Practical skills are the ones that enable musicians not only to reach audiences, but more generally, to succeed in a professional career, including finding and maintaining employment and sometimes “wowing” audiences. Some musicians are technically competent and may even be creative, but they lack the practical skills involved in connecting with an audience. Practical skills are important, but sometimes are utilized only to advance one’s own musicianship or career. Wisdom-based skills go beyond the interests of the individual musician.
Wisdom-based skills
Finally, wisdom-based skills are those that are used when one seeks through music to achieve some kind of common good over a longer term, not just a shorter one. Benefit concerts are a transparent example of how musicians try to do something good for the world. But for professional musicians, wisdom-based skills are also involved in giving lessons at reduced rates to those who cannot afford the full price, in playing music that will uplift the spirits of people whose spirits need uplifting (and whose don’t?), and sometimes in taking a risk and introducing new music to audiences that the audiences may not yet be ready for.

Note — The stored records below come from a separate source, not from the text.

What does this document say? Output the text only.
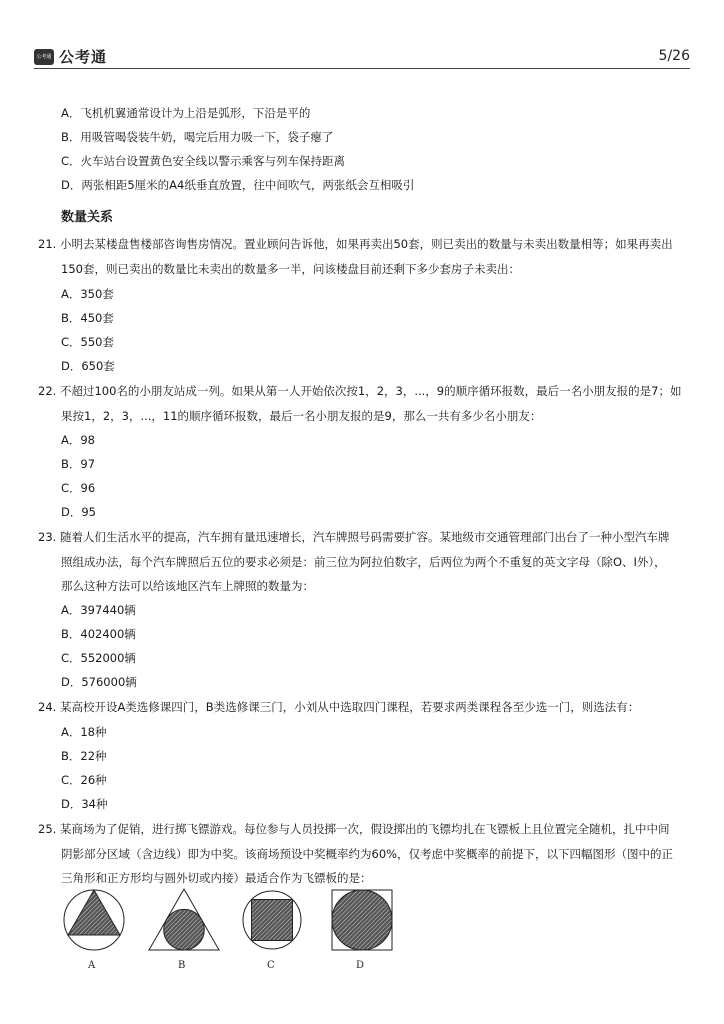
公考通 公考通	5/26
A．飞机机翼通常设计为上沿是弧形，下沿是平的
B．用吸管喝袋装牛奶，喝完后用力吸一下，袋子瘪了
C．火车站台设置黄色安全线以警示乘客与列车保持距离
D．两张相距5厘米的A4纸垂直放置，往中间吹气，两张纸会互相吸引
数量关系
21. 小明去某楼盘售楼部咨询售房情况。置业顾问告诉他，如果再卖出50套，则已卖出的数量与未卖出数量相等；如果再卖出
150套，则已卖出的数量比未卖出的数量多一半，问该楼盘目前还剩下多少套房子未卖出：
A．350套
B．450套
C．550套
D．650套
22. 不超过100名的小朋友站成一列。如果从第一人开始依次按1，2，3，...，9的顺序循环报数，最后一名小朋友报的是7；如
果按1，2，3，...，11的顺序循环报数，最后一名小朋友报的是9，那么一共有多少名小朋友：
A．98
B．97
C．96
D．95
23. 随着人们生活水平的提高，汽车拥有量迅速增长，汽车牌照号码需要扩容。某地级市交通管理部门出台了一种小型汽车牌
照组成办法，每个汽车牌照后五位的要求必须是：前三位为阿拉伯数字，后两位为两个不重复的英文字母（除O、I外），
那么这种方法可以给该地区汽车上牌照的数量为：
A．397440辆
B．402400辆
C．552000辆
D．576000辆
24. 某高校开设A类选修课四门，B类选修课三门，小刘从中选取四门课程，若要求两类课程各至少选一门，则选法有：
A．18种
B．22种
C．26种
D．34种
25. 某商场为了促销，进行掷飞镖游戏。每位参与人员投掷一次，假设掷出的飞镖均扎在飞镖板上且位置完全随机，扎中中间
阴影部分区域（含边线）即为中奖。该商场预设中奖概率约为60%，仅考虑中奖概率的前提下，以下四幅图形（图中的正
三角形和正方形均与圆外切或内接）最适合作为飞镖板的是：
A	B	C	D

Music teachers also try to impart wisdom-based skills as they show students that music is not only an enjoyable experience but also an uplifting one that helps make an often fraught world a better place in which to live.
Conclusion
Learning how to play music should not be a passive and rote process but rather an active and constructive one. The best learning in music is a form of problem-solving. The musician is constantly engaged in a problem-solving cycle. That is, often, after going through the steps described above, the musician recognizes that the problem they thought they had is not the problem they actually have, or that the way they have solved a given problem is inadequate to the problem at hand. By teaching students the steps described above, one not only can improve their musical problem-solving, but potentially, their ability to solve problems of any kind.
The view of musical learning as problem-solving—even from the early stages of musical learning—is different from those views that may emphasize rote drills or imitation as the royal road to mastery. Rather than, for example, leaving creativity as something to develop later, one attempts to develop a creative mindset right away, realizing that students who do not develop a creative mindset early may become entrenched and simply unable to develop it fully later on. We believe that musical learning should be and is musical problem-solving, and that taking a problem-solving approach to musical learning may help create not only better musicians but also more thoughtful problem solvers in all walks of life.